Silvia Gašparovičová née Beníková (born 13 January 1941) was the First Lady of Slovakia from 2004 to 2014 as wife of former President Ivan Gašparovič.

== Early life ==
Gašparovičová attended the Slovak Technical University from 1960 until 1965 where she studied civil engineering and also from 1971 to 1973 she studied economical law at Comenius University. She worked at the Ministry of Construction from 1971 until 1991.

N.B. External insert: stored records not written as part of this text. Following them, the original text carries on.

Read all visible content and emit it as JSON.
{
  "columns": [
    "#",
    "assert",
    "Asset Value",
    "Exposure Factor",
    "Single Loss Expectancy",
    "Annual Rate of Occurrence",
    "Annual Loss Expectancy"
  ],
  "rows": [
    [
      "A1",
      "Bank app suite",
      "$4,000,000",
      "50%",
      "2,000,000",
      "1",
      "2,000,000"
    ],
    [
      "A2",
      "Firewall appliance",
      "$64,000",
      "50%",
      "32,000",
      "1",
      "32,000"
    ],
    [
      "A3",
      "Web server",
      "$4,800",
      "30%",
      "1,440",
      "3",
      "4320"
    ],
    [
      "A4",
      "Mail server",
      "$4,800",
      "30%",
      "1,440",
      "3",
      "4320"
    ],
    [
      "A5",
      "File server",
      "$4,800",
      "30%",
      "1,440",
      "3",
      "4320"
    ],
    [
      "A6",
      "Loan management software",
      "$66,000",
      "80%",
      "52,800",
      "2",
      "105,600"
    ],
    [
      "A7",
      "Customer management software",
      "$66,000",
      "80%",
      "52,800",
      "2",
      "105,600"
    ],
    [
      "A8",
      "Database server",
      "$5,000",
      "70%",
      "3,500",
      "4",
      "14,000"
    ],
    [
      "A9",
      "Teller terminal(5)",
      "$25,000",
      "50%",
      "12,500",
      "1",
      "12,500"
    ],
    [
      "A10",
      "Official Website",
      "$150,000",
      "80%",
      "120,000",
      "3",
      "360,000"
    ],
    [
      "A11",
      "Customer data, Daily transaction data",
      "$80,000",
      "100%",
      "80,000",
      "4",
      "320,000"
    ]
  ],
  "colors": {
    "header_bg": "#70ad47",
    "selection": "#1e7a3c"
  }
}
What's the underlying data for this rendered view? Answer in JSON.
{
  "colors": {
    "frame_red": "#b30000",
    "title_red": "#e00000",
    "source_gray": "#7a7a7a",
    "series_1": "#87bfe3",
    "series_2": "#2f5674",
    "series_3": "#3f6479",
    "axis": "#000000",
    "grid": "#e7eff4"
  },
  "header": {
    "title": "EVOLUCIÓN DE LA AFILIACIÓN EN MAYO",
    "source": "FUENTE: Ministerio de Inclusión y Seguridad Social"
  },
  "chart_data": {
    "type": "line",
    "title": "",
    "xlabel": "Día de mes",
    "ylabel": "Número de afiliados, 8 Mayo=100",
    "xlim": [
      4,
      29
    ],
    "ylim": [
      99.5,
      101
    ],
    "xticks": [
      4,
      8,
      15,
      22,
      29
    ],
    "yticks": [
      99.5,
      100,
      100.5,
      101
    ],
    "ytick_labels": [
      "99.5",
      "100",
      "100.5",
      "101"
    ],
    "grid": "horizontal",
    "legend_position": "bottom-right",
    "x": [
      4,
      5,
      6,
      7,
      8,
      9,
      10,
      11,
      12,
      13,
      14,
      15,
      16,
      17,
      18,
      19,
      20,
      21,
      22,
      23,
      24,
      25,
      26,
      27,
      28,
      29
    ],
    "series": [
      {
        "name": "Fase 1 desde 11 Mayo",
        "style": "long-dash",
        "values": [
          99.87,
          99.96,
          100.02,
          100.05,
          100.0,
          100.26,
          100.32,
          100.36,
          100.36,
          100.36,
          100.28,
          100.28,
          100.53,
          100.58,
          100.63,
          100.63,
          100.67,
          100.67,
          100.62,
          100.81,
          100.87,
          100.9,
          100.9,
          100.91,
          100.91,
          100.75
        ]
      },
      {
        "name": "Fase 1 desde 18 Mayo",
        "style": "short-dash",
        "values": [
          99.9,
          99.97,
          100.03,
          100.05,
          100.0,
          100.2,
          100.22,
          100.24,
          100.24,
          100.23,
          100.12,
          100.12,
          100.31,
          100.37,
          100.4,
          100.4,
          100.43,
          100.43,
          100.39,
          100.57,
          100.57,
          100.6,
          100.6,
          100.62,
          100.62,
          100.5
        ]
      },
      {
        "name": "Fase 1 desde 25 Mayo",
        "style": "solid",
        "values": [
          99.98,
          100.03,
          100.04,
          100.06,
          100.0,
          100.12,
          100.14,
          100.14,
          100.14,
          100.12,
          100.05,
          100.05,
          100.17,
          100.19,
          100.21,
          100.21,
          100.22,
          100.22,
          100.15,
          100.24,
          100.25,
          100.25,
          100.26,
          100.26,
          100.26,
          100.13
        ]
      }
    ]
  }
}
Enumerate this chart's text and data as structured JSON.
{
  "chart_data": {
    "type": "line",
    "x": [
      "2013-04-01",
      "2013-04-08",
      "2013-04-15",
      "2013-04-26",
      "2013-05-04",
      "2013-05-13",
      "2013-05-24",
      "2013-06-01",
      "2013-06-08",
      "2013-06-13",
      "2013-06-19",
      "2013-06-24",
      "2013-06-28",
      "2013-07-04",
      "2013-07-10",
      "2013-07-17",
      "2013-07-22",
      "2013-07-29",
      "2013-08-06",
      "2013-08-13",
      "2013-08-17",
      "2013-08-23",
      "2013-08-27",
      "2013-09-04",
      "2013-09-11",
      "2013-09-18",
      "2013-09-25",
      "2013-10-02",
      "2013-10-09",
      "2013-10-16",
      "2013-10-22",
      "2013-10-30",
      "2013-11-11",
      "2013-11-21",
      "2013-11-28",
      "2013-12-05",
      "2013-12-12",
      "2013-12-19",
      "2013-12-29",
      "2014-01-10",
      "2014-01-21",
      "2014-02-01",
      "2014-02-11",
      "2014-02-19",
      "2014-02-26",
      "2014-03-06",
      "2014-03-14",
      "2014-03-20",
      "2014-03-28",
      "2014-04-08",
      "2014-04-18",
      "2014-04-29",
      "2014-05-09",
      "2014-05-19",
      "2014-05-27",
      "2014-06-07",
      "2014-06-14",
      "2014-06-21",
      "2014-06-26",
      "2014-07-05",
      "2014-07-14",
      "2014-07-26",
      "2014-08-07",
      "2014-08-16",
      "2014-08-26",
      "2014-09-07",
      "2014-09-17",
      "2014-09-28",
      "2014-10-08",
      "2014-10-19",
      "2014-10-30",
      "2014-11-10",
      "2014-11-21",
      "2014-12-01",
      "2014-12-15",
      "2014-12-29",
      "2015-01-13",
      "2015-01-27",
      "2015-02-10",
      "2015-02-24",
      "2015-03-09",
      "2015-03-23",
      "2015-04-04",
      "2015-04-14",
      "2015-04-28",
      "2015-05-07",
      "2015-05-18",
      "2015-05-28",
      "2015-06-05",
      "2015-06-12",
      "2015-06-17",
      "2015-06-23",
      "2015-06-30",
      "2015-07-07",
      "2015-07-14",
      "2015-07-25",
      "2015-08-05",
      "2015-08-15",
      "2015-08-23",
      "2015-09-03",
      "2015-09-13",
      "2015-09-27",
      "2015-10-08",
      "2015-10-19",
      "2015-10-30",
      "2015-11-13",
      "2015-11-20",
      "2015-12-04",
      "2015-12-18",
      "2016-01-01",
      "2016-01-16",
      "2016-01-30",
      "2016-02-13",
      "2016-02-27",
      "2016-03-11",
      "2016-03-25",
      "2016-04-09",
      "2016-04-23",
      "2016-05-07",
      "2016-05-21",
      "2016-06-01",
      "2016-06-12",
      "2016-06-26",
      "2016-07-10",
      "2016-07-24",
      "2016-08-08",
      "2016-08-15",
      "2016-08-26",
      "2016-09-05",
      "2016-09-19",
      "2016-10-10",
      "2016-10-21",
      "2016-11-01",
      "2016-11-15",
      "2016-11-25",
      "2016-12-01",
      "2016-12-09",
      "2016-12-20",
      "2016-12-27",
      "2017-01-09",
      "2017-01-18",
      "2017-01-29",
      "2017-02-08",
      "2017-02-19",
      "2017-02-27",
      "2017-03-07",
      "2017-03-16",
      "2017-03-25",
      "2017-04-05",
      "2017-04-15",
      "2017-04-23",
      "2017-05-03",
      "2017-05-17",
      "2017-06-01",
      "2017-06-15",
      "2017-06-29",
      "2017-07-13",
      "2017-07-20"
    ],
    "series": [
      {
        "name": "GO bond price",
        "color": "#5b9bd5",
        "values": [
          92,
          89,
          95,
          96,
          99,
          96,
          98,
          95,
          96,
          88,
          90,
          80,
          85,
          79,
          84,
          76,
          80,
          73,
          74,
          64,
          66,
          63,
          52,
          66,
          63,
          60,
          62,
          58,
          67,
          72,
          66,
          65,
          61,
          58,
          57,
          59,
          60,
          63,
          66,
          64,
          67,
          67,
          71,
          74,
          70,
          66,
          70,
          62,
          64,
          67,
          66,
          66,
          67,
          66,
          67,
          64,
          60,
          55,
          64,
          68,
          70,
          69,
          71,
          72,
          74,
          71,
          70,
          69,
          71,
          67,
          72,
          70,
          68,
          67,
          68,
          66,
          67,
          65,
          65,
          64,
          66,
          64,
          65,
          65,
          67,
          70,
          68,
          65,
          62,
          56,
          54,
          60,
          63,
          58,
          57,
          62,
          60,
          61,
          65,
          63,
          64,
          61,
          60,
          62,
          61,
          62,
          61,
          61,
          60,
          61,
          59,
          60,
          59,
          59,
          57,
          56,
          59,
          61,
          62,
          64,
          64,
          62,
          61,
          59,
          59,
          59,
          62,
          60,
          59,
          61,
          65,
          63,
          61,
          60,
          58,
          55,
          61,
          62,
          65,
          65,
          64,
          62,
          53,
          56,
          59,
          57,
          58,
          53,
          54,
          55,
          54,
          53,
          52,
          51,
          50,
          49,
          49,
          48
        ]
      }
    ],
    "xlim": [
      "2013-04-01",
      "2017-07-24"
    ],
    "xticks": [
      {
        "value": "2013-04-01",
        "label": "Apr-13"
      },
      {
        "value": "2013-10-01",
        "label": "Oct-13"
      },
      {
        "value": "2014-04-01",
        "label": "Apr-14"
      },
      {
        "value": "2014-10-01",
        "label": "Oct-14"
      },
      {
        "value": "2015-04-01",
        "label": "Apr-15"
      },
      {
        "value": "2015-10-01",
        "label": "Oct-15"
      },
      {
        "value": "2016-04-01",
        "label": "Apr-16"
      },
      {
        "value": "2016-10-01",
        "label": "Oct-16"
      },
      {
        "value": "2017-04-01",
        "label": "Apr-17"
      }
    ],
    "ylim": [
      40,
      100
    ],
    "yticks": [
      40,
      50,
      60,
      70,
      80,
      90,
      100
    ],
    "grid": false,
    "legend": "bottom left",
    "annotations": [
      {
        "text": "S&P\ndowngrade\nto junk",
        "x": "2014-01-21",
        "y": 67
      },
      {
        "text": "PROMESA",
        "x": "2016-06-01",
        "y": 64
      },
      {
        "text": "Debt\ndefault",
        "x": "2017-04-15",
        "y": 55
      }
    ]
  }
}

In 1992 she was appointed to a position of expert real estate appraiser at the Bratislava Municipal Court, which she did not hold for long. She was a private construction company's executive before her husband was elected national president.

== First Lady of Slovakia ==
As first lady, Mrs Gašparovičová has a role representing her country at official events at home and abroad.

In October 2010, she received a state visit from King Harald and Queen Sonja of Norway. She accompanied the Queen on visits to the art center Danubiana Meulensteen; the Gaudeamus Centre for disabled children; and the ÚĽUV arts center for the preservation of Slovak crafts.

After she became first lady, she founded the Silvia Gašparovičová Foundation which focuses on education and health. She also supports projects supporting women entrepreneurs, and parents.

== Honours ==
=== Foreign honours ===
- Denmark: Dame Grand Cross of the Order of the Dannebrog (October 2012).
- Spain: Dame Grand Cross of the Order of Isabella the Catholic (22 October 2007).